A family fights both nature and evil humans in this follow-up to Rogue from director MJ Bassett.
The Healey family are heading to Africa for a much-needed family vacation. They consist of matriarch Lauren, patriarch Jack, daughter Zoe, and son Noah. Zoe’s boyfriend Billy has also been invited much to the chagrin of Jack, who feels Zoe has become more reckless since dating Billy. Lauren feels Zoe is trying to find herself and Billy is a good fit for her. When they arrive, they plan to go on a safari but once they land, tensions already begin to run high between the members of family, all led by Jack revealing he has been put on administrative leave due to an oil spill resulting by miscalculations during his last project.
That soon becomes the least of their problems. The day they go on their safari, Jack decides to finally let loose, and the family goes off road in their rental car. When Lauren sees her dream animal of a baby rhino, they encounter the baby’s mother, who rams the car and injures the group. Lauren, a diabetic, learns her insulin was destroyed in the wreckage and could go into a coma in eight hours. As if that’s not enough, the family soon find themselves besieged by a leopard and a pack of hyenas in the area. The family attempts to overcome the laws of nature in order to get help.

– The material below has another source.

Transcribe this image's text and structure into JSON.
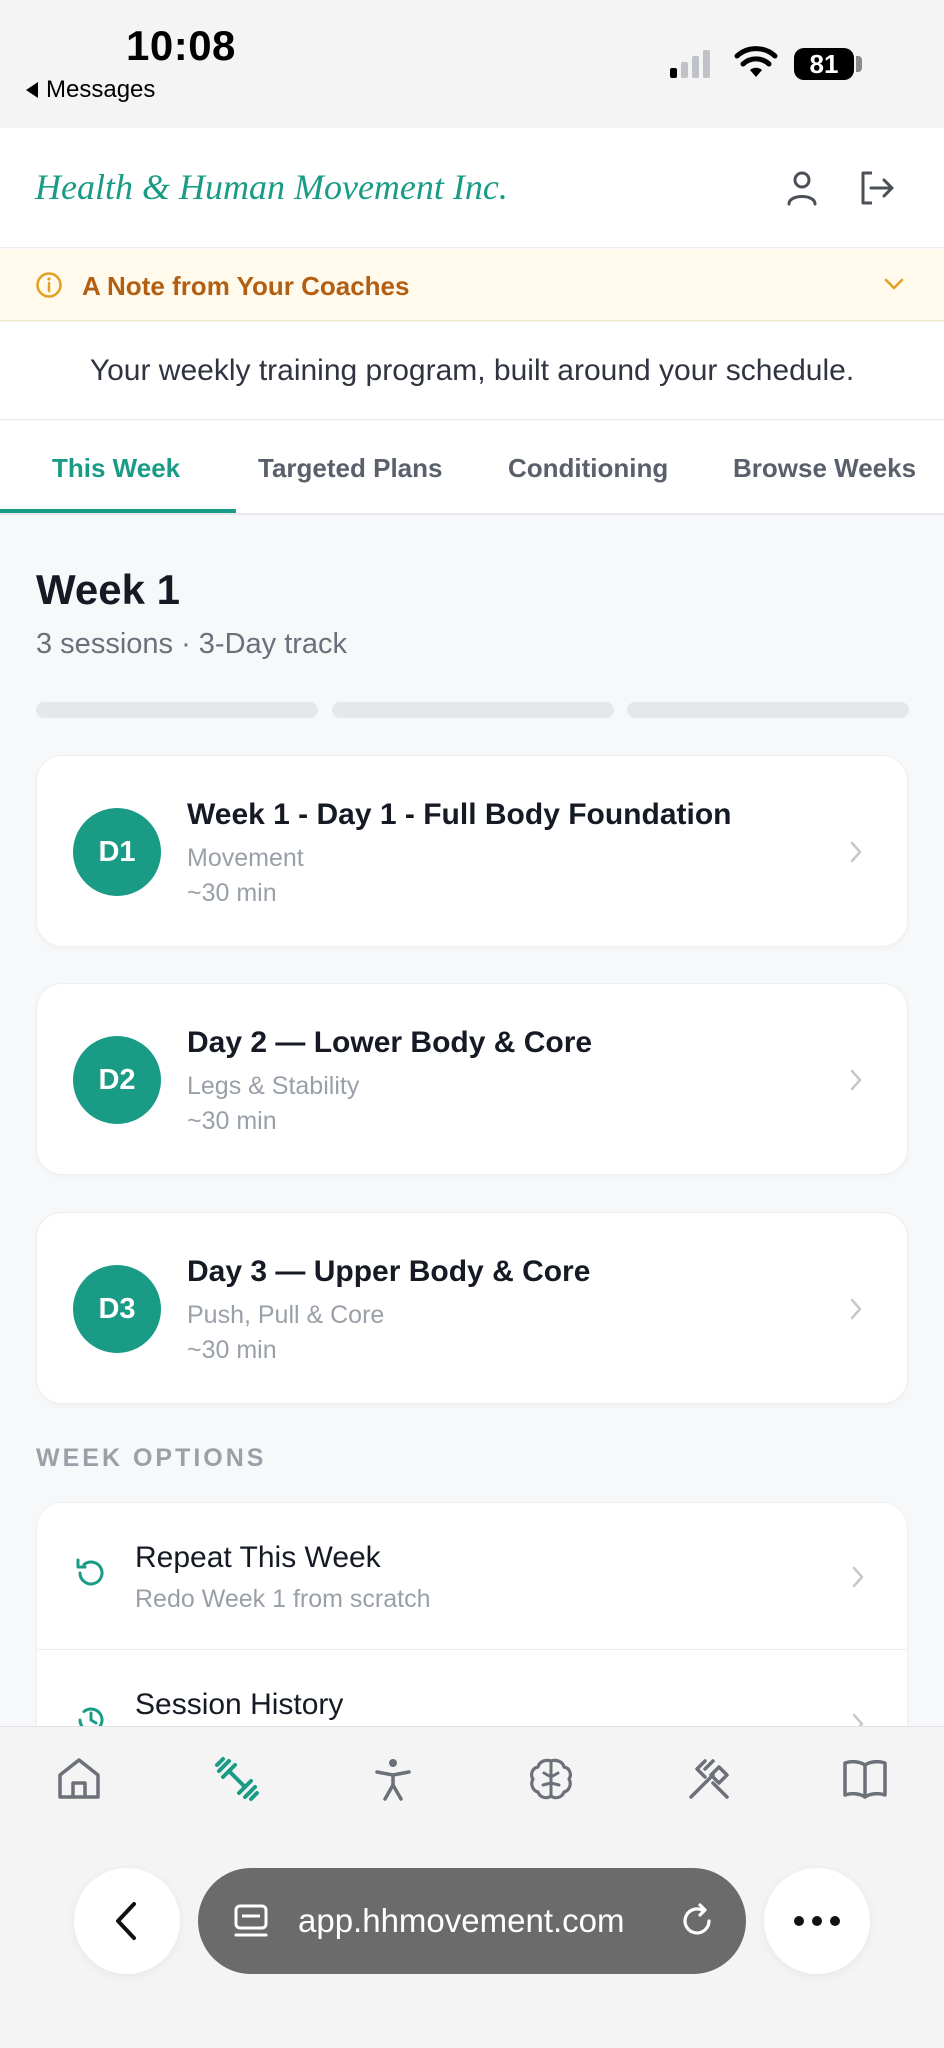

Last year, M.J. Bassett’s Rogue may have been more than an against-type cast role for lead Megan Fox. It was a genre action thriller that had a message about lion poaching, which was the intention for director Bassett. Following up on that, this film is her second film in what can be called her “ecological action thriller” series. Here, Bassett and daughter Isabel (who also co-wrote Rogue) have the same intention and meshed in an original story by Paul Chronnell, bringing in a message about poaching rhinos and other animals, as well as use a real-life experience as the catalyst for our film’s central protagonists, the Healey family.
What is more intriguing is the diverse characterizations of the family dynamic as each have different personalities. Rebecca Romijn’s matriarch Lauren attempts to be the glue that holds the family together and suffers from diabetes, a factor in the survival mode of the film. Philip Winchester’s Jack is a business-minded, overbearing, bullying father whose recent job loss causes him to act more like a Scrooge and a bully. Isabel Bassett is the strong-willed, tough Zoe, who is trying to find herself and is in a relationship with the hippie-like Billy, played by Chris Fisher. As for Michael Johnston’s Noah, he feels like he’s the outcast not because he is gay, but because he always finds himself targeted by his father’s bullying and Zoe’s talkback. Thankfully, Noah becomes a strong confident character as the film goes on.
It is when the film’s catalyst begins with the rhino ramming the car that the family not only must overcome the laws of nature but overcome their personal differences in a major fight for survival. There are some twists that bring Bassett’s message to mind. They mainly revolve around the ideas of poaching as well as the reasoning as to why Jack has been put on administrative leave. Jerry O’Connell, Romijn’s real-life husband, is introduced as a charming man named Mitch, who eventually re-appears and shows his true colors as an antagonist in the form of a poacher. The third act of the film becomes a major fight for survival against not nature, but against those responsible for the creatures who prey upon our family due to their actions.
Endangered Species is a step up from Rogue as it depicts a family in the biggest fight of survival against nature, poachers, and even themselves in the midst of things. A great ensemble cast highlights this genre film with a message.
WFG RATING: A-
Lionsgate Films presents a Grindhouse Entertainment production in association with Haskell Free Production, The Electric Shadow Company, and Blue Sky Pictures. Director: M.J. Bassett. Producers: M.J. Bassett, Molly Hassell, Kwemi Dickson, and Jay Taylor. Writers: M.J. Bassett and Isabel Bassett; based on an original story by Paul Chronnell. Cinematography: Brendan Barnes. Editing: Andrew MacRitchie.
Cast: Rebecca Romijn, Philip Winchester, Isabel Bassett, Michael Johnston, Jerry O’Connell, Chris Fisher, Brenda Ngeso, George Glenn Ouma, Aseem Sharma, Pritul Raithatha, Stephen Adogo.